Investment declines are also evident in a number of other technologies that, like semiconductors, are essential to national welfare and security. Venture capital invested during that same period in fiber optics technology, for example, fell by a factor of 10 as a percentage of total VC investments. Similar declines can be seen in new drug discovery, networking equipment, medical devices, biotechnology, computer hardware and a host of other industrial sectors that are core technologies if our country is to retain its position of technological dominance.


Principle

#4

The U.S. Needs a Strong Patent System to Remain a Global Leader

Policy makers have correctly pointed to aggressive efforts from China and other major economies to acquire leading technologies developed by the United States as a part of their strategy to propel their own economic growth. Fighting this outright theft of American IP is critical, but it is only half the battle. We also must have a strong domestic IP system that ensures high quality patents are granted and provides consistent and predictable enforcement for them as they are commercialized. 

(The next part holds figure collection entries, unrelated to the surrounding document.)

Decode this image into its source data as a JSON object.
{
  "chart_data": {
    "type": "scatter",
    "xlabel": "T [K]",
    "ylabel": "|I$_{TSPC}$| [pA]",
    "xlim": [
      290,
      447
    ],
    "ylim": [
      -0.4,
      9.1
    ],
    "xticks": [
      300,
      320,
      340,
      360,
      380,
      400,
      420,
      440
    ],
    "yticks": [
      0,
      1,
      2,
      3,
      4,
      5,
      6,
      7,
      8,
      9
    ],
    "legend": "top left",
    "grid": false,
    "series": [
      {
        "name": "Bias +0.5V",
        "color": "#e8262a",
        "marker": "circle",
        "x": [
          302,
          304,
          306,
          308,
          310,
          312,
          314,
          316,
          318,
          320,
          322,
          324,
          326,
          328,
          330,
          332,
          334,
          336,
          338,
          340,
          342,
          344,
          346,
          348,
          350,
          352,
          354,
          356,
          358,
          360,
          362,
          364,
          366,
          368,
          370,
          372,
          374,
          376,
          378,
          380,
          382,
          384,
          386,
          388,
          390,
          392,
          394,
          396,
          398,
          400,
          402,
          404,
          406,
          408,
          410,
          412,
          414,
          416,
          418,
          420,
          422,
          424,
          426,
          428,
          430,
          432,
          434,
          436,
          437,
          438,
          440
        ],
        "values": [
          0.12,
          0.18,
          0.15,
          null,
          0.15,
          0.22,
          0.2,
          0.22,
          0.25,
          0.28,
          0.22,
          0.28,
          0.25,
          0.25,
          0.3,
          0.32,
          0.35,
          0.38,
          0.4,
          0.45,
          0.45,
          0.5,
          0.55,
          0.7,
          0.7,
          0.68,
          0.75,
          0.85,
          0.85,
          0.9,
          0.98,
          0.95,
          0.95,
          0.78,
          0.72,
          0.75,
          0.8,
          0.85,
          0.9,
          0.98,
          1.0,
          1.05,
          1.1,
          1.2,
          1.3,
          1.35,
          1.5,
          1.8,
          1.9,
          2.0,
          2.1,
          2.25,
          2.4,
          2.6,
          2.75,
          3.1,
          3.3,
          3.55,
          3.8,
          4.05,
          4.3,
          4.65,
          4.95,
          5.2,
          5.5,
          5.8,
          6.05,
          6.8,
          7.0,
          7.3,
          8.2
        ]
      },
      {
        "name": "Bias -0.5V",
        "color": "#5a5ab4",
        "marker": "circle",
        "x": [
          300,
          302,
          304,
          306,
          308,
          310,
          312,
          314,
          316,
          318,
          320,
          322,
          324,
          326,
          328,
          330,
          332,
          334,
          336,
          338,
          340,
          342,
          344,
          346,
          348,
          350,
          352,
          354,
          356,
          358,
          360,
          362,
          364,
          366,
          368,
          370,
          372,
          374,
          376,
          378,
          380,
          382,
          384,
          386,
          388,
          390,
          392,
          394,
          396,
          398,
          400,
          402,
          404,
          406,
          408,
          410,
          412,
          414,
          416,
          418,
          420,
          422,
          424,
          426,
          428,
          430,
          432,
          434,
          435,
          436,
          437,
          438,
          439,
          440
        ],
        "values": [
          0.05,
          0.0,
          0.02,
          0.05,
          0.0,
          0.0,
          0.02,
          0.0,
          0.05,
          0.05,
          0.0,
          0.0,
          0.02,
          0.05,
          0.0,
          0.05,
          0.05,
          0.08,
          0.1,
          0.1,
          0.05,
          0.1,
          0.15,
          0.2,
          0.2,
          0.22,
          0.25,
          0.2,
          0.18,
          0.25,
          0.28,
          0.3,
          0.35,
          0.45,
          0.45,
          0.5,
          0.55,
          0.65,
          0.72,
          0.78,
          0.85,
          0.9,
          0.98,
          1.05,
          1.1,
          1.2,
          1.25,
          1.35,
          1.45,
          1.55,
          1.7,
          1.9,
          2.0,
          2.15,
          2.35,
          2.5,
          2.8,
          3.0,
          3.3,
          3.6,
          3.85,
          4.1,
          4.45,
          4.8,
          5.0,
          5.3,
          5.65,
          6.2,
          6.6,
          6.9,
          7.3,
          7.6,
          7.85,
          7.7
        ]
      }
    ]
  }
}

This is not the current situation in the U.S., and we are seeing our position slip as a leader in the development of cutting-edge technologies. We are still the best at creating new apps, games and social media platforms, but without predictable patent protections in areas like life science, AI, robotics, networking software, and other key sectors, we risk falling behind in core technologies. The U.S. patent system need to reclaim its role as the global gold standard.